The brand’s exponential growth was supported by two rounds of investments in 2020, that raised 3.5 million euros. These added to prior rounds in 2018 and in 2019, with Skinlabo raising 7.5 million euros so far. Muratore said the company expects to get another injection of 7.6 million euros this month, too.

More than 80 investors have financed the business so far, including Quadrivio Group’s founder and CEO Walter Ricciotti; Club degli Investitori, a community of entrepreneurs and managers investing in Italian startups and SMEs; the Luiss University’s investment club Luiss Alumni 4 Growth, and Maire Investments, among others.

All the funds raised supported Skinlabo’s expansion plans in terms of workforce, distribution and products. The company is currently available in 12 markets, including Italy, Spain, Germany, France, the U.K., Greece, Portugal, The Netherlands, Austria, Ireland, Poland and Belgium. This month it will launch in Sweden and, in September, it will land in the U.S.

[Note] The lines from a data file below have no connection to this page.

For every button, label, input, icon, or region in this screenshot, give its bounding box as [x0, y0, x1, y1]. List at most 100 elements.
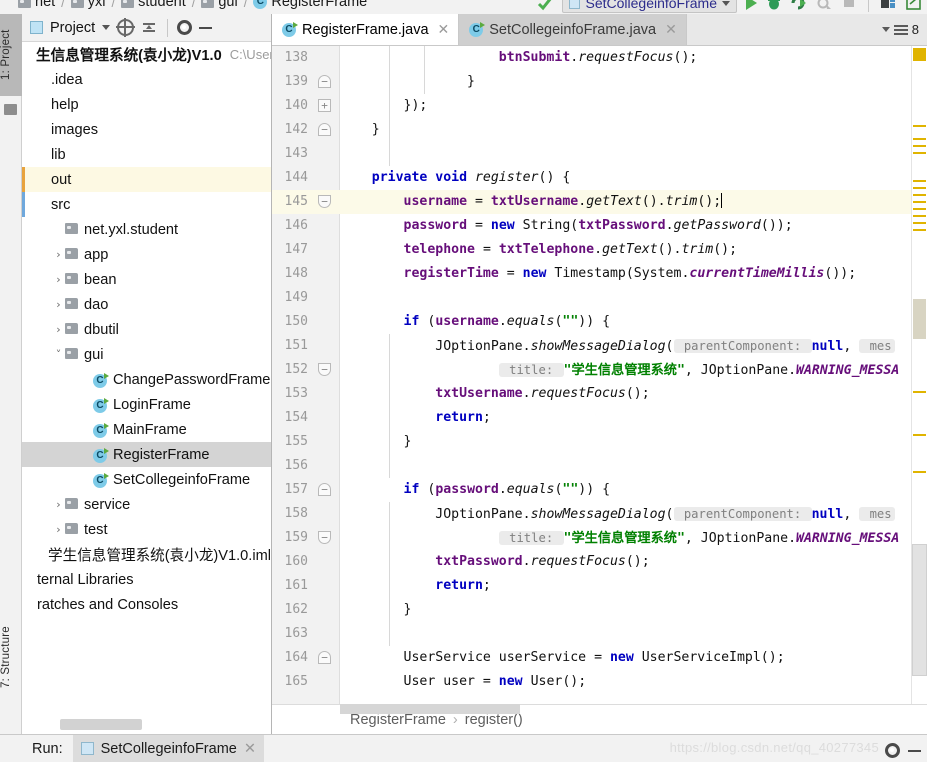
warning-marker[interactable]: [913, 125, 926, 127]
code-line[interactable]: 139 }: [272, 70, 927, 94]
tree-item-dao[interactable]: › dao: [22, 292, 271, 317]
code-line[interactable]: 164 UserService userService = new UserSe…: [272, 646, 927, 670]
project-tree[interactable]: 生信息管理系统(袁小龙)V1.0 C:\User .idea help images…: [22, 42, 271, 712]
fold-marker-expand[interactable]: +: [318, 99, 331, 112]
warning-marker[interactable]: [913, 229, 926, 231]
code-line[interactable]: 159 title: "学生信息管理系统", JOptionPane.WARNI…: [272, 526, 927, 550]
code-line[interactable]: 152 title: "学生信息管理系统", JOptionPane.WARNI…: [272, 358, 927, 382]
code-line[interactable]: 150 if (username.equals("")) {: [272, 310, 927, 334]
code-area[interactable]: 138 btnSubmit.requestFocus(); 139 } 140 })…: [272, 46, 927, 704]
tree-item-bean[interactable]: › bean: [22, 267, 271, 292]
warning-marker[interactable]: [913, 180, 926, 182]
code-line[interactable]: 153 txtUsername.requestFocus();: [272, 382, 927, 406]
project-horizontal-scrollbar[interactable]: [60, 719, 142, 730]
code-line[interactable]: 161 return;: [272, 574, 927, 598]
breadcrumb-item-0[interactable]: net: [35, 0, 55, 10]
tree-item-net-yxl-student[interactable]: net.yxl.student: [22, 217, 271, 242]
run-with-coverage-icon[interactable]: [791, 0, 807, 11]
tree-item-setcollegeinfoframe[interactable]: C SetCollegeinfoFrame: [22, 467, 271, 492]
breadcrumb-item-4[interactable]: RegisterFrame: [271, 0, 367, 10]
fold-marker[interactable]: −: [318, 363, 331, 376]
editor-horizontal-scrollbar[interactable]: [340, 704, 520, 714]
fold-marker[interactable]: −: [318, 75, 331, 88]
close-icon[interactable]: ✕: [244, 741, 256, 757]
tree-expand-arrow[interactable]: ›: [52, 323, 65, 336]
editor-vertical-scrollbar[interactable]: [912, 544, 927, 676]
warning-marker[interactable]: [913, 138, 926, 140]
tree-item-registerframe[interactable]: C RegisterFrame: [22, 442, 271, 467]
code-line[interactable]: 156: [272, 454, 927, 478]
run-tab-setcollegeinfoframe[interactable]: SetCollegeinfoFrame ✕: [72, 734, 265, 762]
layout-icon[interactable]: [880, 0, 896, 11]
open-window-icon[interactable]: [905, 0, 921, 11]
code-line[interactable]: 145 username = txtUsername.getText().tri…: [272, 190, 927, 214]
scroll-from-source-icon[interactable]: [116, 18, 136, 37]
tab-list-icon[interactable]: [893, 24, 908, 35]
warning-marker[interactable]: [913, 215, 926, 217]
code-line[interactable]: 163: [272, 622, 927, 646]
tree-item-changepasswordframe[interactable]: C ChangePasswordFrame: [22, 367, 271, 392]
code-line[interactable]: 146 password = new String(txtPassword.ge…: [272, 214, 927, 238]
project-panel-title[interactable]: Project: [50, 20, 95, 36]
run-configuration-selector[interactable]: SetCollegeinfoFrame: [562, 0, 737, 13]
warning-marker[interactable]: [913, 471, 926, 473]
close-icon[interactable]: ✕: [665, 21, 677, 38]
tool-tab-project[interactable]: 1: Project: [0, 14, 22, 96]
code-line[interactable]: 154 return;: [272, 406, 927, 430]
tree-item-lib[interactable]: lib: [22, 142, 271, 167]
code-line[interactable]: 162 }: [272, 598, 927, 622]
tool-tab-structure[interactable]: 7: Structure: [0, 614, 22, 700]
tree-item--------------v1-0-iml[interactable]: 学生信息管理系统(袁小龙)V1.0.iml: [22, 542, 271, 567]
code-line[interactable]: 140 });: [272, 94, 927, 118]
tree-item-help[interactable]: help: [22, 92, 271, 117]
tree-item-gui[interactable]: ˅ gui: [22, 342, 271, 367]
code-line[interactable]: 148 registerTime = new Timestamp(System.…: [272, 262, 927, 286]
fold-marker[interactable]: −: [318, 483, 331, 496]
code-lines[interactable]: 138 btnSubmit.requestFocus(); 139 } 140 })…: [272, 46, 927, 704]
tree-item-test[interactable]: › test: [22, 517, 271, 542]
fold-marker[interactable]: −: [318, 195, 331, 208]
code-line[interactable]: 157 if (password.equals("")) {: [272, 478, 927, 502]
tree-item-loginframe[interactable]: C LoginFrame: [22, 392, 271, 417]
fold-marker[interactable]: −: [318, 123, 331, 136]
code-line[interactable]: 142 }: [272, 118, 927, 142]
chevron-down-icon[interactable]: [881, 27, 890, 32]
inspection-status-icon[interactable]: [913, 48, 926, 61]
tree-item-out[interactable]: out: [22, 167, 271, 192]
tree-item-ternal-libraries[interactable]: ternal Libraries: [22, 567, 271, 592]
tree-root-row[interactable]: 生信息管理系统(袁小龙)V1.0 C:\User: [22, 42, 271, 67]
warning-marker[interactable]: [913, 201, 926, 203]
code-line[interactable]: 160 txtPassword.requestFocus();: [272, 550, 927, 574]
warning-marker[interactable]: [913, 434, 926, 436]
code-line[interactable]: 155 }: [272, 430, 927, 454]
breadcrumb-item-2[interactable]: student: [138, 0, 186, 10]
code-line[interactable]: 144 private void register() {: [272, 166, 927, 190]
close-icon[interactable]: ✕: [438, 21, 450, 38]
code-line[interactable]: 158 JOptionPane.showMessageDialog( paren…: [272, 502, 927, 526]
fold-marker[interactable]: −: [318, 651, 331, 664]
code-line[interactable]: 147 telephone = txtTelephone.getText().t…: [272, 238, 927, 262]
breadcrumb-item-3[interactable]: gui: [218, 0, 237, 10]
warning-marker[interactable]: [913, 208, 926, 210]
check-icon[interactable]: [537, 0, 553, 11]
code-line[interactable]: 165 User user = new User();: [272, 670, 927, 694]
code-line[interactable]: 143: [272, 142, 927, 166]
tree-item--idea[interactable]: .idea: [22, 67, 271, 92]
warning-marker[interactable]: [913, 194, 926, 196]
gear-icon[interactable]: [885, 743, 900, 758]
warning-marker[interactable]: [913, 222, 926, 224]
editor-tab-registerframe[interactable]: C RegisterFrame.java ✕: [272, 14, 460, 45]
warning-marker[interactable]: [913, 152, 926, 154]
tree-expand-arrow[interactable]: ›: [52, 498, 65, 511]
run-icon[interactable]: [746, 0, 757, 10]
tree-expand-arrow[interactable]: ›: [52, 298, 65, 311]
tree-expand-arrow[interactable]: ›: [52, 523, 65, 536]
stripe-thumb[interactable]: [913, 299, 926, 339]
tree-item-app[interactable]: › app: [22, 242, 271, 267]
warning-marker[interactable]: [913, 145, 926, 147]
tree-expand-arrow[interactable]: ›: [52, 248, 65, 261]
error-stripe[interactable]: [911, 46, 927, 704]
tree-item-ratches-and-consoles[interactable]: ratches and Consoles: [22, 592, 271, 617]
tree-item-src[interactable]: src: [22, 192, 271, 217]
fold-marker[interactable]: −: [318, 531, 331, 544]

“As a start-up, we didn’t have other options than to embrace the direct-to-consumer approach. We could have partnered with third-party platforms, but we preferred to sell exclusively on our own website, developing vertical stores in different languages. So we’re not talking to consumers in other markets in English but in their own language, having beauty consultants and customer care managers speaking their local language, which really makes the difference,” said Muratore.

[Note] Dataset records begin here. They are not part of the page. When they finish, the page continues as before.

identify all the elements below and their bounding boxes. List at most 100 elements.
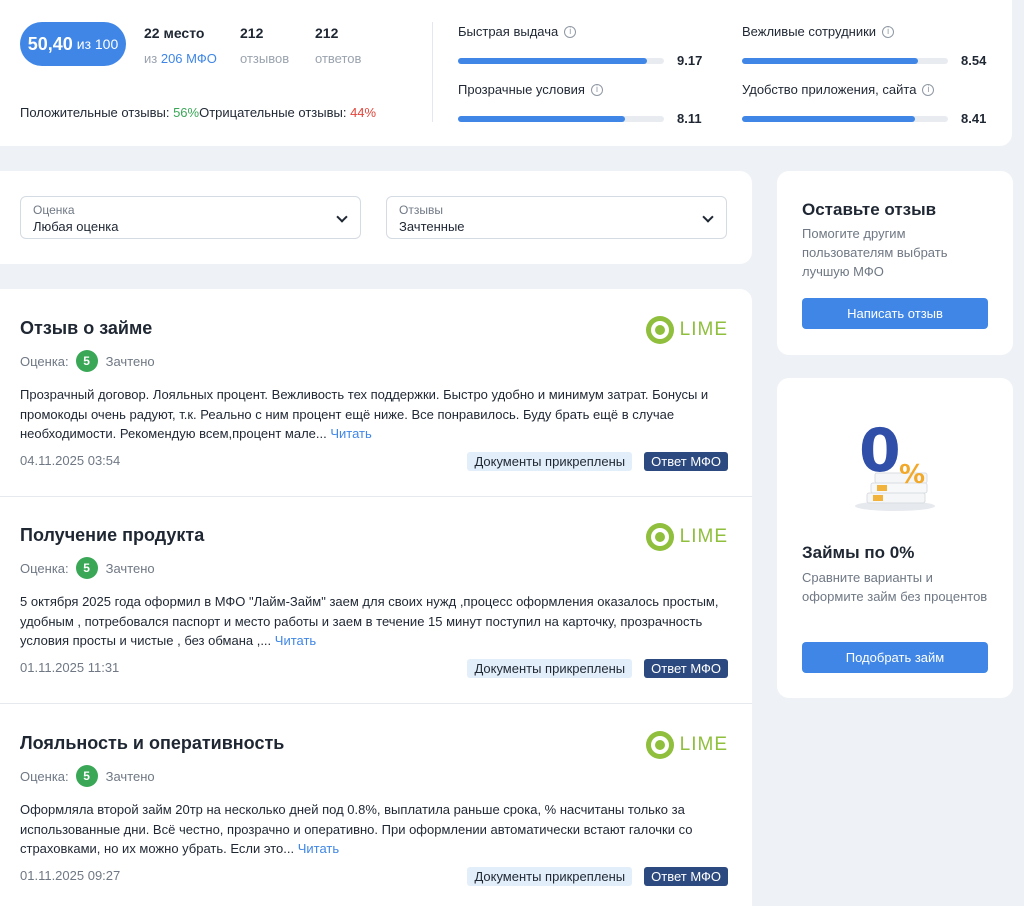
documents-attached-tag: Документы прикреплены <box>467 452 633 471</box>
rating-summary-card: 50,40 из 100 22 место из 206 МФО 212 отз… <box>0 0 1012 146</box>
negative-label: Отрицательные отзывы: <box>199 105 351 120</box>
leave-review-text: Помогите другим пользователям выбрать лу… <box>802 226 948 279</box>
positive-value: 56% <box>173 105 200 120</box>
info-icon[interactable]: i <box>882 25 895 38</box>
review-title[interactable]: Получение продукта <box>20 525 204 546</box>
lime-logo: LIME <box>645 316 728 344</box>
metric-bar <box>742 115 948 122</box>
illustration-percent: % <box>899 460 925 490</box>
metric-value: 8.41 <box>961 111 987 126</box>
review-text: Оформляла второй займ 20тр на несколько … <box>20 800 720 859</box>
review-title[interactable]: Отзыв о займе <box>20 318 152 339</box>
metric-bar-fill <box>458 57 647 64</box>
read-more-link[interactable]: Читать <box>298 841 339 856</box>
read-more-link[interactable]: Читать <box>275 633 316 648</box>
rating-badge: 5 <box>75 765 98 787</box>
reviews-filter-select[interactable]: Отзывы Зачтенные <box>386 196 727 239</box>
summary-divider <box>432 22 433 122</box>
metric-label: Быстрая выдача <box>458 24 559 39</box>
positive-label: Положительные отзывы: <box>20 105 174 120</box>
overall-score-max: из 100 <box>76 36 119 52</box>
review-text-body: Оформляла второй займ 20тр на несколько … <box>20 802 693 856</box>
place-subtitle: из 206 МФО <box>144 51 217 66</box>
place-subtitle-prefix: из <box>144 51 161 66</box>
metric-bar-fill <box>742 57 918 64</box>
lime-logo-text: LIME <box>679 526 728 547</box>
select-caption: Оценка <box>33 203 75 217</box>
metric-transparent-terms: Прозрачные условия i 8.11 <box>458 82 704 126</box>
positive-negative-ratio: Положительные отзывы: 56%Отрицательные о… <box>20 105 376 120</box>
review-item: Отзыв о займе LIME Оценка: 5 Зачтено Прозр… <box>0 289 752 497</box>
illustration-zero: 0 <box>859 416 901 486</box>
metric-bar-fill <box>742 115 916 122</box>
info-icon[interactable]: i <box>590 83 603 96</box>
read-more-link[interactable]: Читать <box>330 426 371 441</box>
place-value: 22 место <box>144 25 205 41</box>
reviews-count-label: отзывов <box>240 51 290 66</box>
mfo-answer-tag[interactable]: Ответ МФО <box>644 452 728 471</box>
metric-label: Прозрачные условия <box>458 82 585 97</box>
lime-logo-text: LIME <box>679 319 728 340</box>
place-stat: 22 место из 206 МФО <box>144 25 217 66</box>
select-value: Зачтенные <box>399 219 465 234</box>
lime-logo-icon <box>645 316 674 344</box>
documents-attached-tag: Документы прикреплены <box>467 867 633 886</box>
review-status: Зачтено <box>105 768 155 784</box>
leave-review-card: Оставьте отзыв Помогите другим пользоват… <box>777 171 1013 355</box>
overall-score-badge: 50,40 из 100 <box>20 22 126 66</box>
metric-app-convenience: Удобство приложения, сайта i 8.41 <box>742 82 988 126</box>
review-status: Зачтено <box>105 560 155 576</box>
review-date: 04.11.2025 03:54 <box>20 453 121 468</box>
write-review-button[interactable]: Написать отзыв <box>802 298 988 329</box>
metric-bar <box>742 57 948 64</box>
info-icon[interactable]: i <box>564 25 577 38</box>
zero-percent-illustration: 0 % <box>855 416 935 511</box>
review-tags: Документы прикреплены Ответ МФО <box>467 659 728 678</box>
review-item: Получение продукта LIME Оценка: 5 Зачтено … <box>0 496 752 704</box>
mfo-answer-tag[interactable]: Ответ МФО <box>644 659 728 678</box>
filters-card: Оценка Любая оценка Отзывы Зачтенные <box>0 171 752 264</box>
review-date: 01.11.2025 11:31 <box>20 660 120 675</box>
reviews-count-stat: 212 отзывов <box>240 25 289 66</box>
review-title[interactable]: Лояльность и оперативность <box>20 733 284 754</box>
metric-fast-issue: Быстрая выдача i 9.17 <box>458 24 704 68</box>
reviews-list: Отзыв о займе LIME Оценка: 5 Зачтено Прозр… <box>0 289 752 906</box>
find-loan-button[interactable]: Подобрать займ <box>802 642 988 673</box>
metric-label: Удобство приложения, сайта <box>742 82 917 97</box>
mfo-answer-tag[interactable]: Ответ МФО <box>644 867 728 886</box>
reviews-count-value: 212 <box>240 25 264 41</box>
metric-bar <box>458 57 664 64</box>
review-status: Зачтено <box>105 353 155 369</box>
review-tags: Документы прикреплены Ответ МФО <box>467 867 728 886</box>
all-mfo-link[interactable]: 206 МФО <box>161 51 217 66</box>
review-text: Прозрачный договор. Лояльных процент. Ве… <box>20 385 720 444</box>
review-rating: Оценка: 5 Зачтено <box>20 765 155 787</box>
info-icon[interactable]: i <box>922 83 935 96</box>
metric-label: Вежливые сотрудники <box>742 24 877 39</box>
review-text: 5 октября 2025 года оформил в МФО "Лайм-… <box>20 592 720 651</box>
lime-logo-icon <box>645 523 674 551</box>
leave-review-title: Оставьте отзыв <box>802 200 937 219</box>
answers-count-value: 212 <box>315 25 339 41</box>
documents-attached-tag: Документы прикреплены <box>467 659 633 678</box>
overall-score-value: 50,40 <box>27 33 73 54</box>
review-rating: Оценка: 5 Зачтено <box>20 350 155 372</box>
review-text-body: 5 октября 2025 года оформил в МФО "Лайм-… <box>20 594 719 648</box>
metric-value: 8.11 <box>677 111 702 126</box>
lime-logo-text: LIME <box>679 734 728 755</box>
metric-polite-staff: Вежливые сотрудники i 8.54 <box>742 24 988 68</box>
rating-label: Оценка: <box>20 768 69 784</box>
zero-percent-loans-card: 0 % Займы по 0% Сравните варианты и офор… <box>777 378 1013 698</box>
rating-label: Оценка: <box>20 353 69 369</box>
metric-value: 9.17 <box>677 53 703 68</box>
zero-loans-title: Займы по 0% <box>802 543 915 562</box>
answers-count-stat: 212 ответов <box>315 25 361 66</box>
rating-filter-select[interactable]: Оценка Любая оценка <box>20 196 361 239</box>
rating-label: Оценка: <box>20 560 69 576</box>
review-rating: Оценка: 5 Зачтено <box>20 557 155 579</box>
zero-loans-text: Сравните варианты и оформите займ без пр… <box>802 570 988 604</box>
lime-logo: LIME <box>645 523 728 551</box>
negative-value: 44% <box>350 105 377 120</box>
rating-badge: 5 <box>75 557 98 579</box>
answers-count-label: ответов <box>315 51 362 66</box>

This particular approach influenced the geography of Skinlabo’s best-performing markets. After the domestic one, Spain is the biggest market in terms of sales, followed by Greece and Portugal. “Consumers in these countries like to talk and create personal relationships with the consultants and the brand,” said Muratore, who added that France is becoming increasingly relevant, too.

In the longer term, Muratore aims to exceed 4 million clients across Europe and the U.S. and 80 million euros in annual sales by 2024.

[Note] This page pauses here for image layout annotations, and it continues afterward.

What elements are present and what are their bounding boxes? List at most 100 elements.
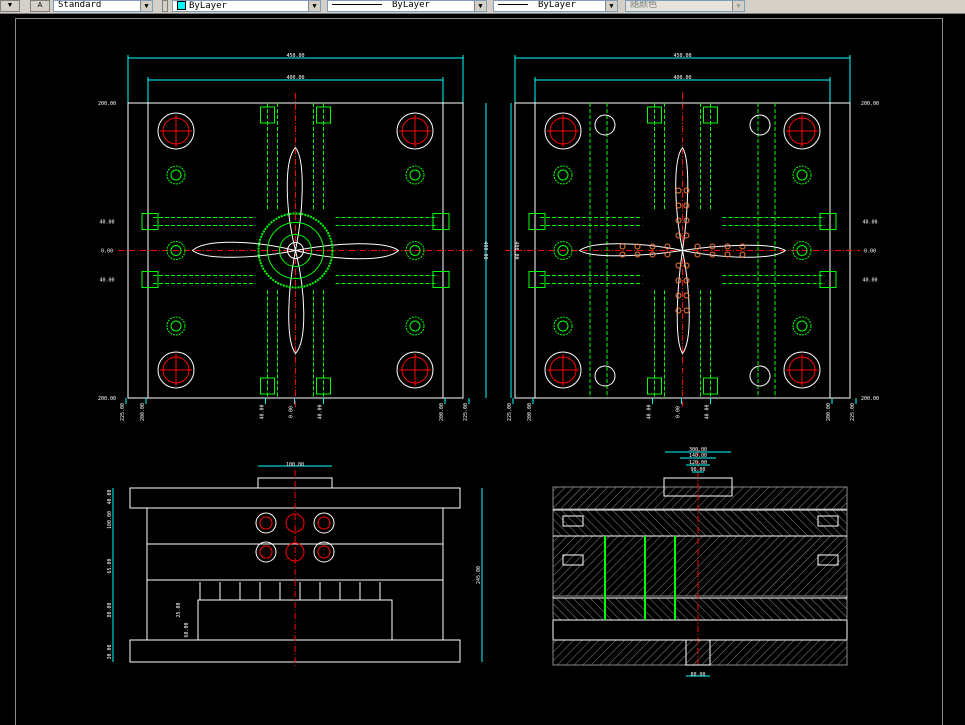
overall-width-label: 450.00: [673, 53, 691, 59]
overall-width-label: 450.00: [286, 53, 304, 59]
hatch-band: [552, 486, 848, 510]
y-zero-label: 0.00: [864, 249, 876, 255]
ejector-pin: [739, 251, 746, 258]
water-fitting: [703, 377, 718, 395]
hatch-band: [552, 639, 848, 666]
water-fitting: [528, 213, 546, 230]
water-fitting: [647, 377, 662, 395]
hatch-band: [552, 535, 848, 597]
cad-drawing[interactable]: 450.00 400.00 400.00 200.00 200.00 40.00 0.00 4…: [0, 0, 965, 725]
ejector-pin: [709, 251, 716, 258]
y-minus40-label: 40.00: [862, 278, 877, 284]
bottom-width-label: 80.00: [690, 672, 705, 678]
x-label: 225.00: [850, 403, 856, 421]
y-bottom-label: 200.00: [98, 396, 116, 402]
water-fitting: [260, 377, 275, 395]
ejector-pin: [675, 292, 682, 299]
height-label: 400.00: [482, 241, 488, 259]
hatch-band: [552, 509, 848, 537]
pillar-ring: [255, 541, 277, 563]
pillar-ring: [255, 512, 277, 534]
x-label: 40.00: [260, 404, 266, 419]
return-pin-inner: [170, 169, 182, 181]
hatch-band: [552, 597, 848, 621]
x-label: 200.00: [140, 403, 146, 421]
water-fitting: [432, 213, 450, 230]
x-label: 40.00: [647, 404, 653, 419]
height-label: 40.00: [107, 489, 113, 504]
return-pin: [405, 316, 425, 336]
x-label: 0.00: [289, 406, 295, 418]
dimension-label: 90.00: [690, 467, 705, 473]
ejector-pin: [649, 243, 656, 250]
height-label: 25.00: [176, 602, 182, 617]
ejector-pin: [739, 243, 746, 250]
water-fitting: [316, 377, 331, 395]
pillar-inner: [317, 545, 331, 559]
x-label: 40.00: [705, 404, 711, 419]
y-plus40-label: 40.00: [862, 220, 877, 226]
x-label: 200.00: [826, 403, 832, 421]
water-fitting: [432, 271, 450, 288]
return-pin: [553, 316, 573, 336]
height-label: 30.00: [107, 644, 113, 659]
ejector-pin: [619, 243, 626, 250]
return-pin-inner: [409, 169, 421, 181]
x-label: 0.00: [676, 406, 682, 418]
pillar-inner: [317, 516, 331, 530]
total-height-label: 245.00: [476, 566, 482, 584]
bottom-right-section-view: 300.00140.00120.0090.0080.00: [552, 447, 848, 678]
ejector-pin: [683, 187, 690, 194]
y-bottom-label: 200.00: [861, 396, 879, 402]
y-minus40-label: 40.00: [99, 278, 114, 284]
pillar-ring: [313, 541, 335, 563]
pillar-inner: [259, 545, 273, 559]
ejector-pin: [675, 187, 682, 194]
x-label: 40.00: [318, 404, 324, 419]
inner-width-label: 400.00: [286, 75, 304, 81]
screw-hole: [749, 365, 771, 387]
dimension-label: 140.00: [689, 453, 707, 459]
ejector-pin: [675, 217, 682, 224]
screw-hole: [749, 114, 771, 136]
water-fitting: [819, 213, 837, 230]
height-label: 60.00: [184, 622, 190, 637]
return-pin: [405, 165, 425, 185]
return-pin-inner: [796, 169, 808, 181]
height-label: 80.00: [107, 602, 113, 617]
ejector-pin: [619, 251, 626, 258]
return-pin: [166, 165, 186, 185]
top-width-label: 100.00: [286, 462, 304, 468]
y-top-label: 200.00: [98, 101, 116, 107]
ejector-pin: [683, 202, 690, 209]
water-fitting: [528, 271, 546, 288]
x-label: 225.00: [507, 403, 513, 421]
height-label: 65.00: [107, 558, 113, 573]
return-pin: [553, 165, 573, 185]
screw-hole: [594, 365, 616, 387]
x-label: 225.00: [463, 403, 469, 421]
bottom-left-section-view: 100.00 245.00 40.00 100.00 65.00 80.00 30.00 25…: [107, 462, 483, 668]
return-pin-inner: [170, 320, 182, 332]
ejector-pin: [634, 251, 641, 258]
inner-width-label: 400.00: [673, 75, 691, 81]
return-pin-inner: [409, 320, 421, 332]
return-pin: [792, 165, 812, 185]
dimension-label: 120.00: [689, 460, 707, 466]
ejector-pin: [724, 243, 731, 250]
x-label: 200.00: [527, 403, 533, 421]
return-pin: [792, 316, 812, 336]
return-pin-inner: [796, 320, 808, 332]
ejector-pin: [683, 307, 690, 314]
ejector-pin: [683, 277, 690, 284]
ejector-pin: [675, 307, 682, 314]
pillar-inner: [259, 516, 273, 530]
return-pin-inner: [557, 320, 569, 332]
return-pin-inner: [557, 169, 569, 181]
water-fitting: [819, 271, 837, 288]
y-top-label: 200.00: [861, 101, 879, 107]
y-zero-label: 0.00: [101, 249, 113, 255]
screw-hole: [594, 114, 616, 136]
y-plus40-label: 40.00: [99, 220, 114, 226]
pillar-ring: [313, 512, 335, 534]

Ahead of the big launch in the U.S., the founder said it won’t adapt its strategy, but instead continue the recipe that has worked wonders for him so far. To wit, Skinlabo has developed an inviting marketing activity to gain consumers’ trust, successfully repaying the company in terms of loyalty and credibility.

“To get noticed, we had to give them the opportunity to test the product for free, so the first purchase is indeed free. And I don’t mean a sample size, but a real product. Now, if you have the chance to try a new product paying only the shipment fee, won’t you do it?,” said Muratore.

Skinlabo’s assortment include 60 references, ranging from face creams, serums and masks to body scrubs and oils. The best-selling products are the ones targeting specific skin conditions and areas, such as eyes and lips, in addition to the brand’s signature “shots” of concentrated hyaluronic acid, vitamin C and collagen, among others.

With antiage products at the core of the offering, the brand has always targeted women and men aged 35 to 70, until it tiptoed into makeup earlier this year, launching a mascara and lipsticks. This expanded the reach to younger generations, too.

Next up product-wise, Skinlabo will widen its scope to include hair products and beauty supplements.

Asked if there are changes in sight in terms of distribution, too, Muratore said there are no plans to partner with other platforms or open monobrand outposts, revealing that the only physical format he could consider in the future are pop-up stores.

“The pandemic bought more and more people to buy online, and therefore discover and purchase indie, digital brands. It’s incredible to think that in brick-and-mortar channels the tendency to try new, niche brands is very low, with only 10 percent to 15 percent of customers doing so, while online it’s the opposite, as 80 percent of people are willing to buy indie brands,” said Muratore. He mentioned a wider assortment and variety of products, more convenient prices and a faster, simpler user experience among the pros of e-commerce.

“And that’s the beauty of the cosmetics industry: There’s so much space for indie brands, which is great because you can do business and scale up quickly internationally if you have good ideas and can implement them correctly,” concluded Muratore.